Continuation of the front page (51) Int.Cl. ⁷ identification symbol FI // (C12N 1/20 (C12N 1/20 C12R 1:01) C12R 1:01) (58) Fields surveyed (Int.Cl. ⁷ , DB name) A23L 1/337 C02F 1/78-3/34 BIOSIS (DIALOG)

Claims (7)

(57) [Claims] 1. A bacterium which decomposes contaminants or suspended matter contained in fresh water used for washing raw laver obtained by shredding nori original algae, preparing the raw laver or making laver. FERM P-16279) is stored, and the water used for washing, blending or paper-making is treated by the biological treatment means. 2. The laver manufacturing apparatus according to claim 1, wherein the bacteria (FERM P-1627) stored in the biological treatment means are used.

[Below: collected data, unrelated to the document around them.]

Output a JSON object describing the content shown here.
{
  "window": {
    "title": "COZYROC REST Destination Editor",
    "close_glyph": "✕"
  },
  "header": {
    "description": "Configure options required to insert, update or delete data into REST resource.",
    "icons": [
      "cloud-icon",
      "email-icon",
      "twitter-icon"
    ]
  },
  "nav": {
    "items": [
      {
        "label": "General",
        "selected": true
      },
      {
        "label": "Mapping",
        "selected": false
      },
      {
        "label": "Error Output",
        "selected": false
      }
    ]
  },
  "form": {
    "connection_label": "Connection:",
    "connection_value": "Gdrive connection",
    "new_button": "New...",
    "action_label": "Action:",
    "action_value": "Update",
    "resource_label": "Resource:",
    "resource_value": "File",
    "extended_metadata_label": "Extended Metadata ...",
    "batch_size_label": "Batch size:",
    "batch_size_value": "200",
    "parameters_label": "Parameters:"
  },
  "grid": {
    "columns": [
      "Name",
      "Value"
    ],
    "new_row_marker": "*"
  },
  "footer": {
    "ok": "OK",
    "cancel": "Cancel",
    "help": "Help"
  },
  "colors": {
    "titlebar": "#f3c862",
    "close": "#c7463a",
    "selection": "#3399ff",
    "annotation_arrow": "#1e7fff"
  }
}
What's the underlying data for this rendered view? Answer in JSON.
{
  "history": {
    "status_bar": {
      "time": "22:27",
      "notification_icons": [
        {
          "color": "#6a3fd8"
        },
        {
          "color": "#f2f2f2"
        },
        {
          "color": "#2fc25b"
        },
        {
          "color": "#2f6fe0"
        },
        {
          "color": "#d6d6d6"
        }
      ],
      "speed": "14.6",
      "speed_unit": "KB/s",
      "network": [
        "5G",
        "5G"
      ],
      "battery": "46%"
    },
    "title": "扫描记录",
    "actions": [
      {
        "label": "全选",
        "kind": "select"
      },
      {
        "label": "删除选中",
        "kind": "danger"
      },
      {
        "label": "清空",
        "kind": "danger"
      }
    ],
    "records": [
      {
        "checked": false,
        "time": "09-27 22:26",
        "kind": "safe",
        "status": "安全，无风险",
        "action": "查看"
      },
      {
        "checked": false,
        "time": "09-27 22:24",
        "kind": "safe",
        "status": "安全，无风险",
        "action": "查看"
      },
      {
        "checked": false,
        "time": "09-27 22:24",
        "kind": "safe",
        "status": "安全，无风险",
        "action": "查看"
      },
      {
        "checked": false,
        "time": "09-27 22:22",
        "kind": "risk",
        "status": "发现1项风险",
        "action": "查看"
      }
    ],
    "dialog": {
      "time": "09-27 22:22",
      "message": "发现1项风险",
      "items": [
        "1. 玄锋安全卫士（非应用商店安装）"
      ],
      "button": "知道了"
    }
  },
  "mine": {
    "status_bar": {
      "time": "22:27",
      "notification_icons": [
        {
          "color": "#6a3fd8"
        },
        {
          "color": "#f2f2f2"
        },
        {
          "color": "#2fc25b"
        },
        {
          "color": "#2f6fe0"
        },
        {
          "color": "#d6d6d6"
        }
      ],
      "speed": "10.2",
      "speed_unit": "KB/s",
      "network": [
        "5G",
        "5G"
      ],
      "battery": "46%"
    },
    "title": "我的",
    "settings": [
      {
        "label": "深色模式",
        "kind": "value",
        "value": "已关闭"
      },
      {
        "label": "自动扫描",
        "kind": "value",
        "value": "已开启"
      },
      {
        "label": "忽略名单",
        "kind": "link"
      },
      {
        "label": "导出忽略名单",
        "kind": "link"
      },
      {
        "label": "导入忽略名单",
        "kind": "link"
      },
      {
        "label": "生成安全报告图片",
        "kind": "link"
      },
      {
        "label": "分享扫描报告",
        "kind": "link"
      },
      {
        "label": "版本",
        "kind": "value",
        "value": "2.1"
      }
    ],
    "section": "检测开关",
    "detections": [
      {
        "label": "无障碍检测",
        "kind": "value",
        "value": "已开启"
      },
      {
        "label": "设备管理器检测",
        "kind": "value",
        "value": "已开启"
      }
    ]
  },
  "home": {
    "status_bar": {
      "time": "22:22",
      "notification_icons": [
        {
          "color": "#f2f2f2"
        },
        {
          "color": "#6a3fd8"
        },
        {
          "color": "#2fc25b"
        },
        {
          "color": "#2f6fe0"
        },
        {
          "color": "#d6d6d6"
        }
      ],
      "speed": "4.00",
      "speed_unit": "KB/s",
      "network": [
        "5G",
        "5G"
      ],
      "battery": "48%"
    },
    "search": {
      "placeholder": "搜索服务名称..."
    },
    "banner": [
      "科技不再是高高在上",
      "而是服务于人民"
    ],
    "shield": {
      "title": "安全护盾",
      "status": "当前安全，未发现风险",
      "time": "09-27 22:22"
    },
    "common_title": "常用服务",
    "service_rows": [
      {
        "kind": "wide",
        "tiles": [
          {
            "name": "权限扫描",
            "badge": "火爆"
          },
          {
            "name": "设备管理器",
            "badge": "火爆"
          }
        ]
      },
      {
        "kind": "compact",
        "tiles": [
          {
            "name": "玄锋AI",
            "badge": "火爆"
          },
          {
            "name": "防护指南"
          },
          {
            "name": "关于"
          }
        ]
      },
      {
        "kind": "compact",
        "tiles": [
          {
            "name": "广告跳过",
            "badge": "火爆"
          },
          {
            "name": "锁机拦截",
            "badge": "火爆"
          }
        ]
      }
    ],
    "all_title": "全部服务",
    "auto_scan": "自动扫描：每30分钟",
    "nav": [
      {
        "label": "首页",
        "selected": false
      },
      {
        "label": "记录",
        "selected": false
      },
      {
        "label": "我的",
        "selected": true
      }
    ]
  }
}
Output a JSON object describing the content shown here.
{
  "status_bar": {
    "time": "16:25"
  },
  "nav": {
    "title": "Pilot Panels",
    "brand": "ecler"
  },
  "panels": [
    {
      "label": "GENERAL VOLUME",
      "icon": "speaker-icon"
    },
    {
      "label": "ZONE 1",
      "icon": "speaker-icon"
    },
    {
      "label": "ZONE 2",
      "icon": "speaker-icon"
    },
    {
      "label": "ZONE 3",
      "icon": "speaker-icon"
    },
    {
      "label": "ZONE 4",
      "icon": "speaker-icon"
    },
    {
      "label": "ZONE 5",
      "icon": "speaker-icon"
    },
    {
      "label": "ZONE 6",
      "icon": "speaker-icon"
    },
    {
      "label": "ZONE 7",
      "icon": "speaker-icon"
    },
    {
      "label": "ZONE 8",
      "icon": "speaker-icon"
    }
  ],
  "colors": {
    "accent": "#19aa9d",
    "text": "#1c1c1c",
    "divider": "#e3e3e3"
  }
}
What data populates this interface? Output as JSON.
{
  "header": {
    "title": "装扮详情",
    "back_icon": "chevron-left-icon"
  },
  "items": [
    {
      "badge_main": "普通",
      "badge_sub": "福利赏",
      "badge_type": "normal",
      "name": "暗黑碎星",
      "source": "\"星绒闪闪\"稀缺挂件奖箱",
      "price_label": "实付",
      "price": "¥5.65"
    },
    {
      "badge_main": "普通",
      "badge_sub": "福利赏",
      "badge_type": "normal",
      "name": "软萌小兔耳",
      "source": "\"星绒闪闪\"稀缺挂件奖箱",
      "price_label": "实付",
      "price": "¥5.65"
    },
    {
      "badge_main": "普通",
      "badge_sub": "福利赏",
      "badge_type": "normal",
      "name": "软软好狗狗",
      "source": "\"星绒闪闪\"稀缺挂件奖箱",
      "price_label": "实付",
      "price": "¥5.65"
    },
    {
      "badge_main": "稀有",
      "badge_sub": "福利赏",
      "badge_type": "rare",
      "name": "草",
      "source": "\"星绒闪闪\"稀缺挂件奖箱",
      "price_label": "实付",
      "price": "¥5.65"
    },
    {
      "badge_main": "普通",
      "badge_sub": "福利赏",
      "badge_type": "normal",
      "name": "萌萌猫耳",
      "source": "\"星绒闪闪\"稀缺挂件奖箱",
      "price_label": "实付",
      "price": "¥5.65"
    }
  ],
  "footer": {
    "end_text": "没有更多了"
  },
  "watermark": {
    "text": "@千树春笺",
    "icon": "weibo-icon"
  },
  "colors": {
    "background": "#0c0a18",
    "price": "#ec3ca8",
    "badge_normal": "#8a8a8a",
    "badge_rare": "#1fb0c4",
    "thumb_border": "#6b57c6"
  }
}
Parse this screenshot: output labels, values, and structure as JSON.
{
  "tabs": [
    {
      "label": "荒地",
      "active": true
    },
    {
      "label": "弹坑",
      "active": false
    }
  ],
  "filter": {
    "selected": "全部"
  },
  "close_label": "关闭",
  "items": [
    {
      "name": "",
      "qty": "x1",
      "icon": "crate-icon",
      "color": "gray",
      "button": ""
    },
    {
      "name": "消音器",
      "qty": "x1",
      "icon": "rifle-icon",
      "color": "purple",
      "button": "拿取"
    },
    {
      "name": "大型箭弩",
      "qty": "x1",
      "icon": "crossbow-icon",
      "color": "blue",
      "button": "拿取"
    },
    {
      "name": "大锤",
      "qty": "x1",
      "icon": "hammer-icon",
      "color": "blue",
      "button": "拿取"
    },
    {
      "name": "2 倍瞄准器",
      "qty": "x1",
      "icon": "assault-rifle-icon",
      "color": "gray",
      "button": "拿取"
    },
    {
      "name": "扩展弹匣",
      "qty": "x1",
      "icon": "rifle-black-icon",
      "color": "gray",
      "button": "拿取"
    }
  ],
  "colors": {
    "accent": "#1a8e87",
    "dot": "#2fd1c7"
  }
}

(9) An apparatus for producing laver, which has a high metabolic activity in service water at 4 ° C to 10 ° C. 3. The laver production apparatus according to claim 1 or 2, wherein the water treated by the biological treatment means is used in the laver production process for washing raw laver, preparing fresh laver, adjusting laver concentration, or laver making. A laver production apparatus, which is fed back to at least one of the above. 4. The laver production apparatus according to claim 1, further comprising: an ozone treatment unit configured to treat the water treated by the biological treatment unit with ozone; and the water treated by the ozone treatment unit. Is fed back to at least one of raw laver washing, raw laver preparation, laver concentration adjustment, and laver paper making in the laver production process. 5. The laver manufacturing apparatus according to claim 4, wherein the water used in the ozone treatment section is decomposed by an ozone decomposer. 6. The laver production apparatus according to any one of claims 1 to 5, wherein the biological treatment means includes a biological fixed bed for storing or growing bacteria (FERM P-16279), and from the biological fixed bed, An apparatus for producing laver, wherein the water is treated by supplying a predetermined amount of (FERM P-16279). 7. The laver production apparatus according to any one of claims 1 to 6, wherein water is disposed upstream of the biological treatment means and is treated by the biological treatment means to filter impurities or suspended matter. A seaweed manufacturing device comprising a filter for removing.